Corriere della Sera, 28 ottobre 2025
Mozart diventa un reality
Il primo reality l’ha inventato Mozart. Per partecipare alla sua Scuola degli amanti le regole sono queste: essere giovani, in coppia, pronti a sperimentare la solidità dei propri sentimenti sotto lo sguardo cinico di Despina e Don Alfonso, conduttori di uno show televisivo dove vengono messi alla prova amore e fedeltà dei concorrenti.
«Quando la Scala mi ha chiesto di portare in scena questo Così fan tutte, mi sono chiesto cosa voglia dire nel 2025 il suo sottotitolo, La scuola degli amanti» riflette Robert Carsen, autore del nuovo allestimento dell’opera, dal 5 novembre al Piermarini con la direzione musicale di Alexander Soddy.
«Quell’esperimento filosofico ipotizzato da Mozart e il suo librettista Da Ponte, così audacemente amorale da scandalizzare il pubblico settecentesco e venir tolto a lungo da tutte le ribalte, mi ha fatto pensare ai tanti format di oggi, “Temptation Island”, “Love Island”, “Love is Blind”, “Too Hot to Handle”, che portano sotto le telecamere persone reali in situazioni simulate per sondarne reazioni e scelte morali. Un’indagine sulla natura umana ai tempi della società dello spettacolo». Così nella Scuola degli amanti, scritta che troneggia nello studio televisivo costruito in scena, Fiordiligi e Guglielmo, Dorabella e Ferrando, vengono indotti in tentazione dai due presentatori «maestri di vita» che guidano il gioco, orchestrano trappole amorose, commentano gli esiti. Sempre attenti al tornaconto dell’audience.
«Se i protagonisti sono le due coppie, nel reality ci saranno ovviamente altri partecipanti, che con loro interferiscono» avverte il regista canadese, non nuovo agli sberleffi al Piermarini, memorabile il suo Candide di Bernstein del 2007 con Berlusconi e altri potenti in mutande.
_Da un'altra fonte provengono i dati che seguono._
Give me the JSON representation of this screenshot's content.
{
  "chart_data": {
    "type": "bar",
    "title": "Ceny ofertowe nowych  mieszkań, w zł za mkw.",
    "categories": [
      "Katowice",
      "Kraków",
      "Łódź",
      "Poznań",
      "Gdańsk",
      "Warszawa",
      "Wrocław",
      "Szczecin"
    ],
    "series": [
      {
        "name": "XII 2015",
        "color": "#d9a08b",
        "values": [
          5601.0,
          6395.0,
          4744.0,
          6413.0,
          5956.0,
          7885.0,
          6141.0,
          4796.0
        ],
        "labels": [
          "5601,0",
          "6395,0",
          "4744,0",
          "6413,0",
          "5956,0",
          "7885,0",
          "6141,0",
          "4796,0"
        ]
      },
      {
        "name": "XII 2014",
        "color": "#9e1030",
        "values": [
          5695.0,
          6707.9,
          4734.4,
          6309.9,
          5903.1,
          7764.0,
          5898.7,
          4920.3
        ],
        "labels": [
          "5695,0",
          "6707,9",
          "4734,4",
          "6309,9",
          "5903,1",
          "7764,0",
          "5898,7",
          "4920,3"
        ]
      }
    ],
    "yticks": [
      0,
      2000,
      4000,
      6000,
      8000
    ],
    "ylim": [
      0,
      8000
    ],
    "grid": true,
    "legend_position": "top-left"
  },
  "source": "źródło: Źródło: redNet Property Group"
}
Nel quartetto però la situazione non è paritaria. «I due ragazzi sono complici dell’inganno messo in piedi da Don Alfonso. Scommettono con lui sulla fedeltà delle loro fidanzate, e la posta in palio sono un bel po’ di soldi. Il denaro qui è importante, è il motore della vicenda nel libretto e nel reality. Viviamo in un’epoca in cui si vuole diventare ricchi e famosi subito. Fosse anche per cinque minuti».
Con quel gruzzolo in ballo, i due fingono di partire e poi tornare sotto mentite spoglie a testare la virtù delle compagne. Le ragazze invece sono in buona fede, pronte a disperarsi dell’abbandono, ma cedere in fretta alle lusinghe dei nuovi venuti. Che nell’opera ricompaiono travestiti da prestanti albanesi, con grandi mustacchi e ricche vesti. «Naturalmente qui saranno camuffati in altro modo, lo scoprirete nello spettacolo. Posso dire che saranno diversi nei modi più che nell’aspetto. Pretendenti passionali e audaci come mai prima. Il travestimento consente una libertà inedita, possono fare quel che vogliono, sorprendono le ragazze e anche loro stessi».
Fedeltà, scambi di coppie, travestimenti. Temi cardine del Così fan tutte ma anche degli altri due titoli della trilogia «italiana» di Mozart. Dopo aver portato in scena Don Giovanni e Le nozze di Figaro, Carsen ora affronta il capitolo finale. «Il più complesso e enigmatico. Pone domande, non dà risposte. Perché qui in gioco c’è la confusione del cuore umano, la fragilità dei sentimenti, il loro cambiare a nostra insaputa. La Scuola degli amanti serve a questo, a far crescere quei giovani, a impartire una lezione, anche dolorosa, sulla vita di coppia che li attende. Dove l’intransigenza della passione deve lasciar posto all’imparare a capirsi e perdonarsi a vicenda. Una scuola d’amore, ma anche una scuola per il futuro».
Quel Così fan tutte, dove la «fede delle femmine è come l’araba fenice» si è tirata addosso l’accusa di opera maschilista. «È solo il parere di Don Alfonso, che sul cuore volubile delle donne punta cento zecchini, ma la morale la fa Despina, che ne ha viste abbastanza per non dare credito a giuramenti degli uomini, infedeli e bugiardi di natura. È lei che invita le ragazze a ricambiarli con la stessa moneta, a far l’amor come assassine». Alla fine resta l’interrogativo se il lieto fine sia davvero tale. «La grandezza dell’opera è anche l’ambiguità. Con Soddy abbiamo concordato di cambiare qualche carta in tavola. È un direttore che ama molto il teatro, è facile intendersi. Entrambi amiamo i lieto fine. Il mondo è già abbastanza duro per i giovani. Cercherò di fare del mio meglio per farli sorridere».